Pasta e fagioli (Hugh Fearnley Whittingstall)

Dean Martin crooned, “When the stars make you drool just like a pasta fazool, that’s amore!” using the American-Italian slang for this dish. He had a point – simple, tasty and delicious, it’s easy to fall for this gutsy soup. The bacon can be replaced with pork rind, cooked pig’s trotter or cotechino sausage. Also, if you really can’t be bothered with soaking and cooking dried beans, a 400g tin, drained, will do. Serves six to eight.

3 tbsp olive oil or rapeseed oil
2 onions, diced
1 small sprig rosemary
1 tsp fresh thyme leaves, roughly chopped
1 bay leaf
2 carrots, diced
1 celery stick, diced
3 garlic cloves, minced
4 rashers unsmoked streaky bacon, diced (optional)
400g tinned plum tomatoes
150g dried borlotti beans (or haricot or cannellini), soaked overnight, drained, put in enough cold water to cover them by  7cm and cooked until tender
800ml chicken or vegetable stock
Salt and freshly ground black pepper
100g small pasta tubes, such as tubetti
30g parmesan, finely grated
4 tbsp finely chopped parsley

To serve
Parmesan and extra-virgin olive oil or rapeseed oil

Warm the olive oil in a large saucepan over a medium-low heat. Add the onion, rosemary, thyme and bay leaf, and sauté very gently until the onion just begins to turn golden. Add the carrots, celery and garlic, and sauté for five minutes.

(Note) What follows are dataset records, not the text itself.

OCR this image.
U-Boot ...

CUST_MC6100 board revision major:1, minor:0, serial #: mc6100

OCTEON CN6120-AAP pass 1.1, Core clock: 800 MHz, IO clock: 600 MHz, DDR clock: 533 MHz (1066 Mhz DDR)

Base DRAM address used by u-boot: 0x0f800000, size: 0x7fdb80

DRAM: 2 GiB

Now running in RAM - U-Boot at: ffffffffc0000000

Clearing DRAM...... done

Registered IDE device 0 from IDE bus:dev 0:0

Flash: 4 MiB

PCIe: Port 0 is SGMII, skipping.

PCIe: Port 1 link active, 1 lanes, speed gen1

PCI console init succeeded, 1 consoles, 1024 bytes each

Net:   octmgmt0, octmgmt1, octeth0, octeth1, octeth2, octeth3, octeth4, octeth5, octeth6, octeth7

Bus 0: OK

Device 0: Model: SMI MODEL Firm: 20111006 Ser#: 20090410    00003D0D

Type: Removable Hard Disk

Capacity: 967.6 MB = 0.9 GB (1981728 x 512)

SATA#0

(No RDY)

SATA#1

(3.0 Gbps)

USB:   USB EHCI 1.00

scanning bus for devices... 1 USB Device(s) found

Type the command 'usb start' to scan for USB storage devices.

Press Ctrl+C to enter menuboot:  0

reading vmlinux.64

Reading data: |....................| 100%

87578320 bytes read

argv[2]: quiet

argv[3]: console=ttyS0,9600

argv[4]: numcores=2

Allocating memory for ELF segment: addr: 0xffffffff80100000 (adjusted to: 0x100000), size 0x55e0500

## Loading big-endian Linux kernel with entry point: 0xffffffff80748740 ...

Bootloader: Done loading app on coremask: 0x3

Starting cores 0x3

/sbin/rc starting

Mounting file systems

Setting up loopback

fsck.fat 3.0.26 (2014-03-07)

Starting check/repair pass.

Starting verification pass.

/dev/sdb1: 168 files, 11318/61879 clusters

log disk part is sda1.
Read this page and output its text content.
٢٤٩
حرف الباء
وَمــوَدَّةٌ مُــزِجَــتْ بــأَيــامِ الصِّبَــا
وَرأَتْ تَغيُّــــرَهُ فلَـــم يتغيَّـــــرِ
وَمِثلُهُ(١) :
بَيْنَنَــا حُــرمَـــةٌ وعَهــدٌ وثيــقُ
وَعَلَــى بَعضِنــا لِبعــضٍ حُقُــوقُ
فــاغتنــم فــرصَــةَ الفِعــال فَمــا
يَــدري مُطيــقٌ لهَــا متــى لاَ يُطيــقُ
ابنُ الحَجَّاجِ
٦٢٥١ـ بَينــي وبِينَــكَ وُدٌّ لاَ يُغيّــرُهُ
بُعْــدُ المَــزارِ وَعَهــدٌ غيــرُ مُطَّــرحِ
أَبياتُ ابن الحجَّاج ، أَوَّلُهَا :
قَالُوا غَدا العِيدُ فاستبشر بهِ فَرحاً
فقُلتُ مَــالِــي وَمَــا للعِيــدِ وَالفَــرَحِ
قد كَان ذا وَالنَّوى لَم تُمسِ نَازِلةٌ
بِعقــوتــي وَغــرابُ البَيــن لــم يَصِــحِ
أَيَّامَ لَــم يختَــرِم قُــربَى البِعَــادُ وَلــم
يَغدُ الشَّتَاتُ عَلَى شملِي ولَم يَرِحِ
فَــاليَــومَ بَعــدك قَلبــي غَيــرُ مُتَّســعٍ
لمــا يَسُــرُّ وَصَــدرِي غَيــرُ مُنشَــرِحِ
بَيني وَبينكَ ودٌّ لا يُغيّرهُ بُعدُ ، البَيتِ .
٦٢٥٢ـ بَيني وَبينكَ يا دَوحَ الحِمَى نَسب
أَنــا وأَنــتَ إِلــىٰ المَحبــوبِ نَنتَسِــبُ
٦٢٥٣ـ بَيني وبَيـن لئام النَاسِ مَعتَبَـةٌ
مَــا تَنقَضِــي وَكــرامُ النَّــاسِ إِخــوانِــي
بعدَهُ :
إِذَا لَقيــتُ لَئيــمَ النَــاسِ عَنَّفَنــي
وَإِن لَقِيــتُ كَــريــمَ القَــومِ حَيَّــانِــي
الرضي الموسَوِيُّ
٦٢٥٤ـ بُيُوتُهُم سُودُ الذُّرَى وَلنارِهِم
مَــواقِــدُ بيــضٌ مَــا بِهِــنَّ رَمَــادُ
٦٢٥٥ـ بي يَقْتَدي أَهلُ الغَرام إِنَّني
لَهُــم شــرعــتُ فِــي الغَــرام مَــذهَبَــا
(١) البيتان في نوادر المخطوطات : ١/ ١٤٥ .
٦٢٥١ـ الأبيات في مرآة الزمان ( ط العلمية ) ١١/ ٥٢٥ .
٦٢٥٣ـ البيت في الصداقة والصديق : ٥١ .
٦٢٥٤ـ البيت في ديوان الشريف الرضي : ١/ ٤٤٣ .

Remove the rosemary sprig, raise the heat slightly and add the bacon, if using. Cook, stirring, for five minutes, then add the tomatoes, mashing them slightly against the side of the pan, and simmer for 20 minutes. Add the cooked beans, give everything a good stir and cook for five minutes more. Add the stock and bring to a simmer.

Scoop out a cupful of the beans and veg, puree them in a food processor or blender, then return to the pan. Stir and season with salt and pepper. If at this stage the soup is not liquid enough to cook the pasta, simply add a bit more stock or water. Bring the soup to a boil, add the pasta and cook for four to five minutes, until it is cooked through but still has a bit of bite to it.

Take the pan off the heat, remove and discard the bay leaf, and stir in the grated parmesan and chopped parsley. Serve in warmed bowls, topping each one with a swirl of oil and a few parmesan shavings.